Ce que cache le rétropédalage sur le télétravail. Point de vue cadre du Synergie N°23 • Avril 2026
L’accès au travail professionnel est long et stressant, soumis à la pression de la performance avant même l’obtention d’un emploi. Notre politique d’embauche exige de plus en plus un niveau d’études élevé et, même avec un « bagage » solide, l’insertion reste incertaine. Cette situation doit amener à prendre conscience de l’importance de l’accompagnement des jeunes.
Part des différentes Générations de salariés PA
Source : Données sociales 2023 RSG – Env. 1000 CDI PA


La place des jeunes dans l’entreprise :
Pour accompagner la croissance du groupe AXA en France, l’entreprise recrute et notamment des personnes jeunes. Parmi les salariés administratifs,
- 41 % ont moins de 40 ans, dont 12 % moins de 30 ans.
- 17 % des salariés ont moins de 5 ans d’ancienneté.
L’arrivée de jeunes talents est essentielle à la vitalité de notre entreprise. Pourtant, leur intégration est un défi complexe, marqué par les évolutions du monde du travail et les aspirations d’une nouvelle génération.
L’entrée des jeunes dans l’emploi contrarié par le développement de l’IA
L’effet de l’IA sur l’emploi des jeunes, déjà bien visible aux États-Unis, touche maintenant la France selon une note de l’INSEE.
L’emploi des salariés de moins de 30 ans recule de façon plus ou moins importante selon les secteurs. À titre d’illustration, il atteint 7,4% dans les emplois informatiques et 3,7% dans les activités de conseil en gestion.
L’observation de la tendance en cours outre-Atlantique fait craindre un accroissement du phénomène. Résultat, l’arrivée des jeunes sur le marché de l’emploi devient une étape de plus en plus délicate.
Employabilité et Études longues
L’exigence d’employabilité s’impose, les salariés sont rendus responsables de leur trajectoire avec la multiplication des contrats précaires, qui sont passés de 4,5 % en 1982 à 12,2 % en 2017.
Les jeunes sont particulièrement touchés. Un jeune sur trois est contraint d’accepter des emplois inférieurs à ses qualifications ce qui génère frustration et potentiel inexploité pour l’entreprise.
Une tendance de fond se dégage : l’exigence d’un Master (Bac+5) comme nouvelle référence pour de nombreux postes pousse les jeunes dans une véritable « course au diplôme ». Cette évolution est la cause d’une pression intense qui semble causer préjudice aux profils de type BTS (Bac+2), pourtant précédemment très valorisés pour leurs compétences opérationnelles.
Plusieurs problèmes en découlent : Un ressenti de « déclassement » à l’embauche, des difficultés dans l’intégration, et un accès à l’emploi plus difficile pour les moins diplômés.
L’apprentissage est une approche gagnante pour les jeunes et pour l’entrepris
Il ne faut plus penser la question de l’apprentissage sous le spectre de « la prime », de « l’exonération des cotisations patronales », ou des différents « mécanismes d’incitation ». Pour notre entreprise, c’est un formidable outil de transmission de notre culture d’entreprise et de nos savoir-faire. En formant des apprentis, nous investissons dans l’avenir et nous anticipons nos besoins en compétences, préparant ainsi les recrutements de demain.
Pour les jeunes, l’apprentissage représente une solution gagnante. C’est l’opportunité d’acquérir une expérience concrète et de s’insérer plus sereinement.
Mais il s’agit aussi d’un accompagnement social de l’entreprise qui prend en charge le coût des études et apporte un petit revenu à l’étudiant.

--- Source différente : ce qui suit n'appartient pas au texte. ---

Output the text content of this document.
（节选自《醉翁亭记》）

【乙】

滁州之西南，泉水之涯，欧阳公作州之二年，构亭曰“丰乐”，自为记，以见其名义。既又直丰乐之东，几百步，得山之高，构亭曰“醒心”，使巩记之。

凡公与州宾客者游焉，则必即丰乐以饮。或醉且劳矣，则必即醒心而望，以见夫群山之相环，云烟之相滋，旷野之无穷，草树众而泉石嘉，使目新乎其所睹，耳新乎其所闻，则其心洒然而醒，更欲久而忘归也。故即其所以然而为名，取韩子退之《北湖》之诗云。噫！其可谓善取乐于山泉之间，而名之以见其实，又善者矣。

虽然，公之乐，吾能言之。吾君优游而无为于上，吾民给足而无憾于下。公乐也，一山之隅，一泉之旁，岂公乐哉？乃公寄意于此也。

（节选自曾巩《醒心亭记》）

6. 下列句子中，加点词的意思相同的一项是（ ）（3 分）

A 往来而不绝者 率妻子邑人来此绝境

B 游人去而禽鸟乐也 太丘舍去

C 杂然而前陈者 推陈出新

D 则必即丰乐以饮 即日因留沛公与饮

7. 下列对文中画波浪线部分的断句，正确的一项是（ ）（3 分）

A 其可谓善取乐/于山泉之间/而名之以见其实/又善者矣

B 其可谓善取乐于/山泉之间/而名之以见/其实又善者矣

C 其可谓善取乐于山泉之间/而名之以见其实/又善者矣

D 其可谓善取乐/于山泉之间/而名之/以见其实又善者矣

Toutefois, pour aboutir à une intégration réussie l’apprentissage nécessite que les maîtres d’apprentissage soient formés et valorisés : ils sont les piliers du succès de ces parcours. L’apprentissage crée aussi un dialogue essentiel entre les générations et pousse à réfléchir à nos propres pratiques de travail.

Conclusion

En définitive, la manière dont nous intégrons nos jeunes dessine l’entreprise de demain. Au-delà des chiffres et des processus, il s’agit de créer un environnement où la transmission est valorisée et où chaque talent, qu’il soit issu d’un parcours long ou d’une voie professionnalisante, trouve sa place.

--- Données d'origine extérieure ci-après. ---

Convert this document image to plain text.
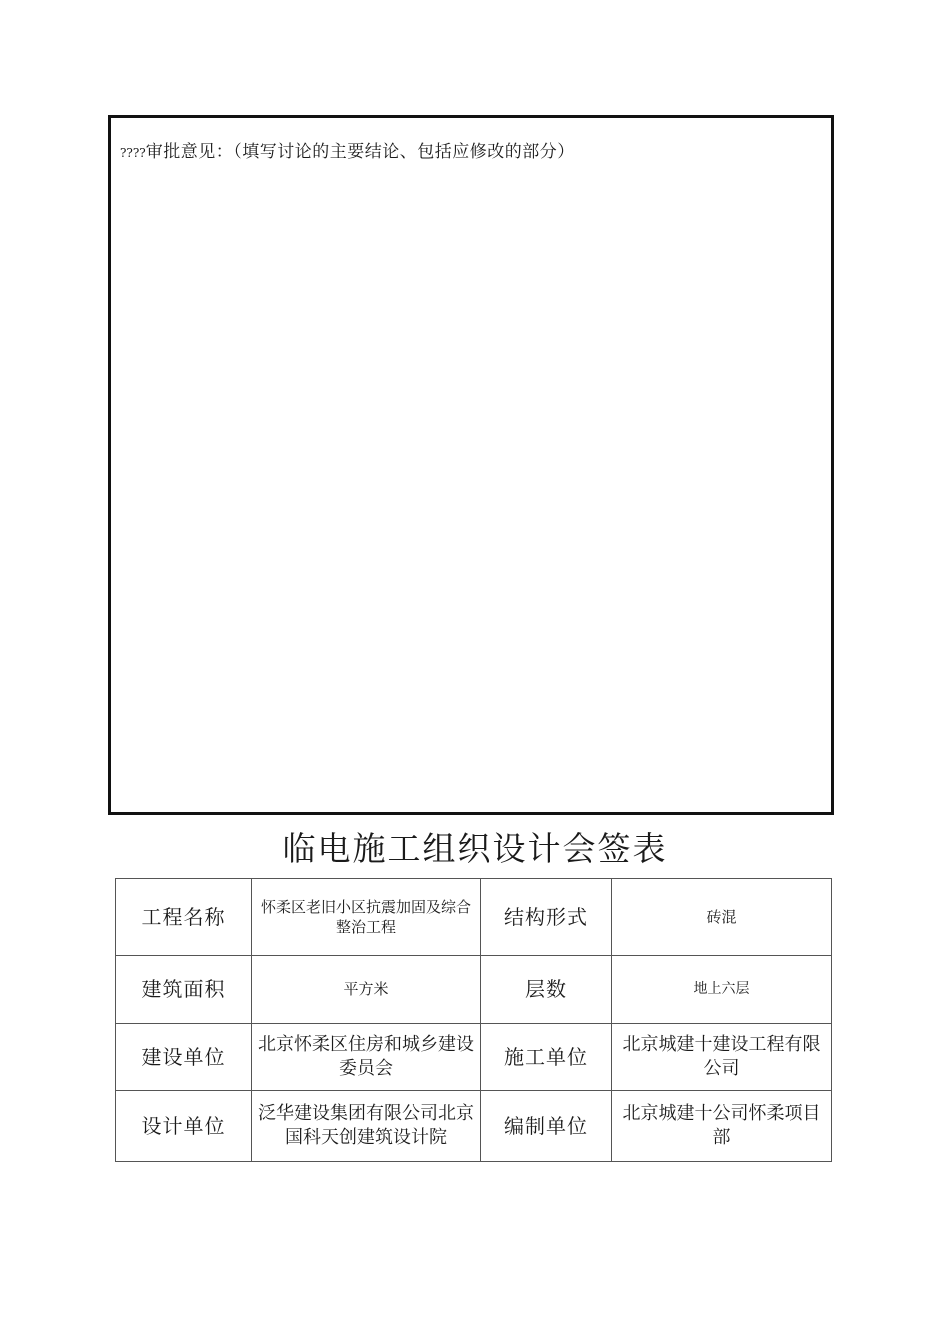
????审批意见：（填写讨论的主要结论、包括应修改的部分）
临电施工组织设计会签表
工程名称	怀柔区老旧小区抗震加固及综合整治工程	结构形式	砖混
建筑面积	平方米	层数	地上六层
建设单位	北京怀柔区住房和城乡建设委员会	施工单位	北京城建十建设工程有限公司
设计单位	泛华建设集团有限公司北京国科天创建筑设计院	编制单位	北京城建十公司怀柔项目部
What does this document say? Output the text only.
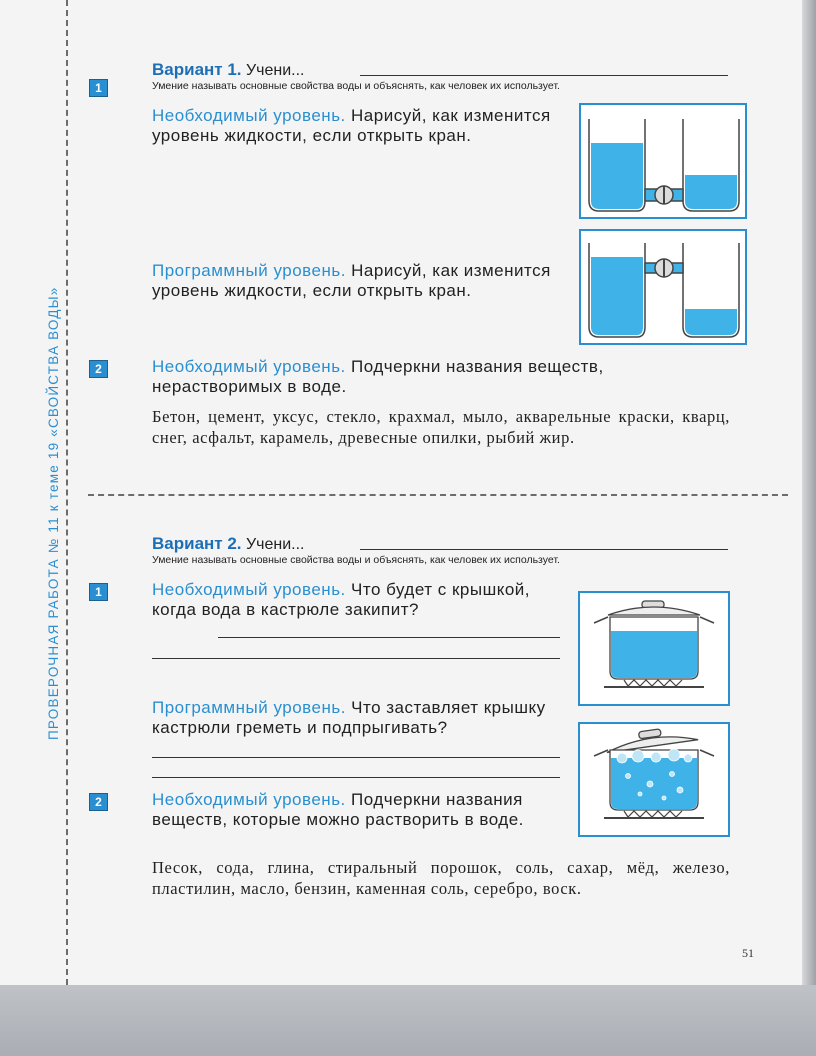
ПРОВЕРОЧНАЯ РАБОТА № 11 к теме 19 «СВОЙСТВА ВОДЫ»
Вариант 1. Учени...
Умение называть основные свойства воды и объяснять, как человек их использует.
1
Необходимый уровень. Нарисуй, как изменится уровень жидкости, если открыть кран.
Программный уровень. Нарисуй, как изменится уровень жидкости, если открыть кран.
2	Необходимый уровень. Подчеркни названия веществ, нерастворимых в воде.
Бетон, цемент, уксус, стекло, крахмал, мыло, акварельные краски, кварц, снег, асфальт, карамель, древесные опилки, рыбий жир.
Вариант 2. Учени...
Умение называть основные свойства воды и объяснять, как человек их использует.
1	Необходимый уровень. Что будет с крышкой, когда вода в кастрюле закипит?
Программный уровень. Что заставляет крышку кастрюли греметь и подпрыгивать?
2	Необходимый уровень. Подчеркни названия веществ, которые можно растворить в воде.
Песок, сода, глина, стиральный порошок, соль, сахар, мёд, железо, пластилин, масло, бензин, каменная соль, серебро, воск.
51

L’intégration des jeunes ne doit pas être subie, mais pensée et organisée. Il est de notre responsabilité collective de créer un environnement où chaque jeune, quel que soit son parcours, se sent accueilli, reconnu et peut se projeter durablement. L’apprentissage est l’incarnation de cette vision : un pont solide entre les générations, une source de dialogue et une réponse humaine à la pression du marché. En investissant dans nos apprentis et dans ceux qui les forment, nous ne faisons pas que préparer l’avenir.